The center runs about 30 free classes a month for anyone interested on everything from the church's New Family Search program to classes on how to scan and restore old photographs. The classes run on schedule each month, even if only one person shows up for the instruction.
And now that Hanson has transformed the Ogden center into an efficient operation, it appears that officials in Salt Lake City have discovered his success.
He has heard recently that the church plans to build a new facility for family history research in Ogden, likely near the temple.
But well before that, starting soon, the center will become a book-digitizing center for the church.
It will be a large operation requiring 16 new computers where volunteers will type in information now stored in books so it will be available digitally online, Hanson said.
In order for Hanson and his volunteers to be able to make room for the new operation, they had to find a place to move two classrooms that previously operated in that space.
Hanson located a spot where the two rooms would fit in the northwestern corner of the original library.
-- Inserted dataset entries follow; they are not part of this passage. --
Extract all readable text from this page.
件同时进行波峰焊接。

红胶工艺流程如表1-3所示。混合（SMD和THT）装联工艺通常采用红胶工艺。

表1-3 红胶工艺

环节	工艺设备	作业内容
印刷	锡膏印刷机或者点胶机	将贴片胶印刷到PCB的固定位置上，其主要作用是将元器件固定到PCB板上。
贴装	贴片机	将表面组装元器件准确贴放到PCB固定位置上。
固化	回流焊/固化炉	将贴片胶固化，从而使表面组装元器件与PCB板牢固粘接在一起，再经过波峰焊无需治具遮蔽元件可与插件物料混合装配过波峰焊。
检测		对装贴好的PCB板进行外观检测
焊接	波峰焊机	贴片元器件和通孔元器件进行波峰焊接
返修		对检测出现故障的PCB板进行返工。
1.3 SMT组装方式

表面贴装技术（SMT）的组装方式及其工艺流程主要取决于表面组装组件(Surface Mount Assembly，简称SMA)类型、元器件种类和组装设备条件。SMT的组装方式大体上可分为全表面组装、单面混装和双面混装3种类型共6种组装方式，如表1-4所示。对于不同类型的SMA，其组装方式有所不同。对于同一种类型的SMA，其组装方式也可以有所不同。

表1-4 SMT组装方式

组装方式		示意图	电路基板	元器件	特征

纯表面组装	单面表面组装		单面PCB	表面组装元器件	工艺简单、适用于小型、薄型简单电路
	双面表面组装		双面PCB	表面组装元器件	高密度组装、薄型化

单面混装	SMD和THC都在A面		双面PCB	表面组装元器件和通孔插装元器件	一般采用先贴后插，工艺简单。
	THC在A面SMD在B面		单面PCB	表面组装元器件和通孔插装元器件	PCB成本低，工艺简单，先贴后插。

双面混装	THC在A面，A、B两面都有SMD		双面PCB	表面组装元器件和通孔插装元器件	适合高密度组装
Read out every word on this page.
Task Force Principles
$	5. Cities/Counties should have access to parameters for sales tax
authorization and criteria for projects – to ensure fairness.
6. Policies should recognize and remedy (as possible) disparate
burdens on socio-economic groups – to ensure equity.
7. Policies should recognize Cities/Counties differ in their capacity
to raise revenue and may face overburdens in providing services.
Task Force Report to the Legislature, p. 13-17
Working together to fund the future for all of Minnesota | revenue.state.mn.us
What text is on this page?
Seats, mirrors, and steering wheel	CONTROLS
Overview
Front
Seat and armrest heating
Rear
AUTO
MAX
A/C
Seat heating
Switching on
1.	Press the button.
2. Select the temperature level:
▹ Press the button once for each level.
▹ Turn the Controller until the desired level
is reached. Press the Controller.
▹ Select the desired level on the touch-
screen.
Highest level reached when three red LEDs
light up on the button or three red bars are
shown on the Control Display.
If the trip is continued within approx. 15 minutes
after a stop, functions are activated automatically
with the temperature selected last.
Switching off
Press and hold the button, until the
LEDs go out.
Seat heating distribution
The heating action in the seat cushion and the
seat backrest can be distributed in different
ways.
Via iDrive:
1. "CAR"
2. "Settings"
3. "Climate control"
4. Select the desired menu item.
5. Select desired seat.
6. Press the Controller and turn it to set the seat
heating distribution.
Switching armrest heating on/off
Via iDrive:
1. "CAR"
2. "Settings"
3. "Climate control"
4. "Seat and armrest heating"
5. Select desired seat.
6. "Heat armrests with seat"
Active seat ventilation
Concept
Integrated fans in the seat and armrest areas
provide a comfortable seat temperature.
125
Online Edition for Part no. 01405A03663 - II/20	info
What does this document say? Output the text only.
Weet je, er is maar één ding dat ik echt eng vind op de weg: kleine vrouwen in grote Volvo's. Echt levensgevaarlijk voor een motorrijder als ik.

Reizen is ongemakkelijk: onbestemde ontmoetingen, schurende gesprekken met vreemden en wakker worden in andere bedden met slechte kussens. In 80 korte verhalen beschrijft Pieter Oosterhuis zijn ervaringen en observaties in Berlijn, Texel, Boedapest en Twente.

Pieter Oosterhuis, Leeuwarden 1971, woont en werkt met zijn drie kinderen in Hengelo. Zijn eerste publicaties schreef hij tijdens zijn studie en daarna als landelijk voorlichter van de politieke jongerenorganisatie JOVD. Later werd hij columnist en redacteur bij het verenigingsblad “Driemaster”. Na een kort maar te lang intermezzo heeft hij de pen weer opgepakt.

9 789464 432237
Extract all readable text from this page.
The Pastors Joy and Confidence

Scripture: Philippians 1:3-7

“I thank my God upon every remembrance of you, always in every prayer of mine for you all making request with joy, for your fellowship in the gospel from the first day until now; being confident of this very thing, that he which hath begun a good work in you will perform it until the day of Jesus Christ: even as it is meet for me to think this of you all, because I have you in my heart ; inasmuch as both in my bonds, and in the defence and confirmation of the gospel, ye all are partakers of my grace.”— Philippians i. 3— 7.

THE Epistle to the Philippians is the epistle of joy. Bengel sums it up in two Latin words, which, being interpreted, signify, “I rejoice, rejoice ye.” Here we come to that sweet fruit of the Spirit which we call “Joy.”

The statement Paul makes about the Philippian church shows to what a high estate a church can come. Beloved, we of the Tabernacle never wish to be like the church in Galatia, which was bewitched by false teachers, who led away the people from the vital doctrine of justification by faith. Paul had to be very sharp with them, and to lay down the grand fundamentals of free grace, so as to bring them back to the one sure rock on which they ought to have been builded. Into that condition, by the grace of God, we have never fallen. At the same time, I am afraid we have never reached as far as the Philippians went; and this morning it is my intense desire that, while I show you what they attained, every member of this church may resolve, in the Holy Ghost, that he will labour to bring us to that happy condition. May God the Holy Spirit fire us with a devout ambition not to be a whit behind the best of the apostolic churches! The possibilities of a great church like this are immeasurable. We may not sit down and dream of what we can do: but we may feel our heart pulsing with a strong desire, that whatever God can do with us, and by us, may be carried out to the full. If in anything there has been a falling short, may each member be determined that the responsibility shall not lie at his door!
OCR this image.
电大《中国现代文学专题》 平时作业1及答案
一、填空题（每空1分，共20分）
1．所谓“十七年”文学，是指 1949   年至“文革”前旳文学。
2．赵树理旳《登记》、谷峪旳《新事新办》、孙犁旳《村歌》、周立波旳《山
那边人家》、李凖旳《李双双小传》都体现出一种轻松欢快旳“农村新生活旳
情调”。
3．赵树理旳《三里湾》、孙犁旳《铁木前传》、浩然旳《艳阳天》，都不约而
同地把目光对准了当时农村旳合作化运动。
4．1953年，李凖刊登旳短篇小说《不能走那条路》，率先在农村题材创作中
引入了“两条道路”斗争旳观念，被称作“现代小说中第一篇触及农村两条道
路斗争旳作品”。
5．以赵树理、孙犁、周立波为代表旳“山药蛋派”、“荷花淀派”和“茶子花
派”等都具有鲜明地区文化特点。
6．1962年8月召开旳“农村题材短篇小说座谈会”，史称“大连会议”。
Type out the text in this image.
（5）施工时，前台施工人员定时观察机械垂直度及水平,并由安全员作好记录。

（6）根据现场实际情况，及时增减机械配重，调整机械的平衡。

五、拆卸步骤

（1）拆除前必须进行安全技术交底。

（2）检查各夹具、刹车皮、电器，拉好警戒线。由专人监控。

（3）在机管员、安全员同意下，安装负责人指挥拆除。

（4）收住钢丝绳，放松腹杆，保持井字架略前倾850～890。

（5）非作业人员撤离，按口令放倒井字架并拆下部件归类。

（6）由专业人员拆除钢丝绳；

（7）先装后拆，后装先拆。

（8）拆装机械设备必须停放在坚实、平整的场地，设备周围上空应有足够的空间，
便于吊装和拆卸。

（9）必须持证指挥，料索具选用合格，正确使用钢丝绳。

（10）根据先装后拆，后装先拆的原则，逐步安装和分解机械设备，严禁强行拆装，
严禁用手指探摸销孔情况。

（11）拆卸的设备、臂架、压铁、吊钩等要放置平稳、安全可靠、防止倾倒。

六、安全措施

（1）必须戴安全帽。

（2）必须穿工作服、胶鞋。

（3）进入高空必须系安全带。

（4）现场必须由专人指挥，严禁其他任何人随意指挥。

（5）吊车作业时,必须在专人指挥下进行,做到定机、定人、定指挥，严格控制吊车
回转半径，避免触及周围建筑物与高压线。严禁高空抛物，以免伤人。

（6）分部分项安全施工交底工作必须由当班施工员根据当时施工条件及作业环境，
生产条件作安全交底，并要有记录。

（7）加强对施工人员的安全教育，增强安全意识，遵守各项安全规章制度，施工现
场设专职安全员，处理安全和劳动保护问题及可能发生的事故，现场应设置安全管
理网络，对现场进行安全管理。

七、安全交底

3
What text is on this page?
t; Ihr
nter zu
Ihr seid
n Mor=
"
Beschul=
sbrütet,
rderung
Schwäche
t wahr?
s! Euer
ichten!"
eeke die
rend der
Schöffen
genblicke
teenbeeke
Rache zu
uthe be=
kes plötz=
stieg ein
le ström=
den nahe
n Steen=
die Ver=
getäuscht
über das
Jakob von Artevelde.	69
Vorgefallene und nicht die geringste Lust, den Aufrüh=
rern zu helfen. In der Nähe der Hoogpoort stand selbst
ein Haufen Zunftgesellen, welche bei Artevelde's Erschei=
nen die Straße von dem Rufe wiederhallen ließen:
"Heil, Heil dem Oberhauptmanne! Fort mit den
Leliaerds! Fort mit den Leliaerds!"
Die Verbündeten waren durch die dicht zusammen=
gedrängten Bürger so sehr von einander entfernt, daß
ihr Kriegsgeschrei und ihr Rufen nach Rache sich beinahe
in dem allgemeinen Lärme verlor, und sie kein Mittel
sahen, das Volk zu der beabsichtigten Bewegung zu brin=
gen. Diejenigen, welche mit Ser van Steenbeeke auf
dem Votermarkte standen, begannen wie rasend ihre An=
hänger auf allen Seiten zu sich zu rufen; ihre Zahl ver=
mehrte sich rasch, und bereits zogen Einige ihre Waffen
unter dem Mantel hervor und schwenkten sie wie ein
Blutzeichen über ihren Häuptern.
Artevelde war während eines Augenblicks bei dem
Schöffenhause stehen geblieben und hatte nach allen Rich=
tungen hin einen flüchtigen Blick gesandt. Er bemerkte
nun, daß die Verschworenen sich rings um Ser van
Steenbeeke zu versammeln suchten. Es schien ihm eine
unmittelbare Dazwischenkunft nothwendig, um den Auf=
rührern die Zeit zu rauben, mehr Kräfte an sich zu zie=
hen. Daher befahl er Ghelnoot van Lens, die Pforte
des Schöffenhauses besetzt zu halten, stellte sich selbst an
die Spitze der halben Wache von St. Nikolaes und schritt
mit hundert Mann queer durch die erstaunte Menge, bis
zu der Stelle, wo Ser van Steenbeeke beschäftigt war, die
But he didn't have money to make the change.
So he pioneered a new configuration of the book shelves in the library that created walls out of the shelves.
"It's the only way we could do it," Hanson said. "We didn't have enough money to put up partitions."
Perhaps it's this kind of thinking that makes Hanson a true pioneer in family history research.
During a tour of the facility, he points out that each of the rooms in the two-building library are named after a pioneer ancestor of one of the volunteers there.
But none of these rooms are named after one of Hanson's ancestors.
"I don't have any pioneer ancestors," he said. "I'm the only member of the church in my family."
Perhaps that's because he, himself, is a pioneer.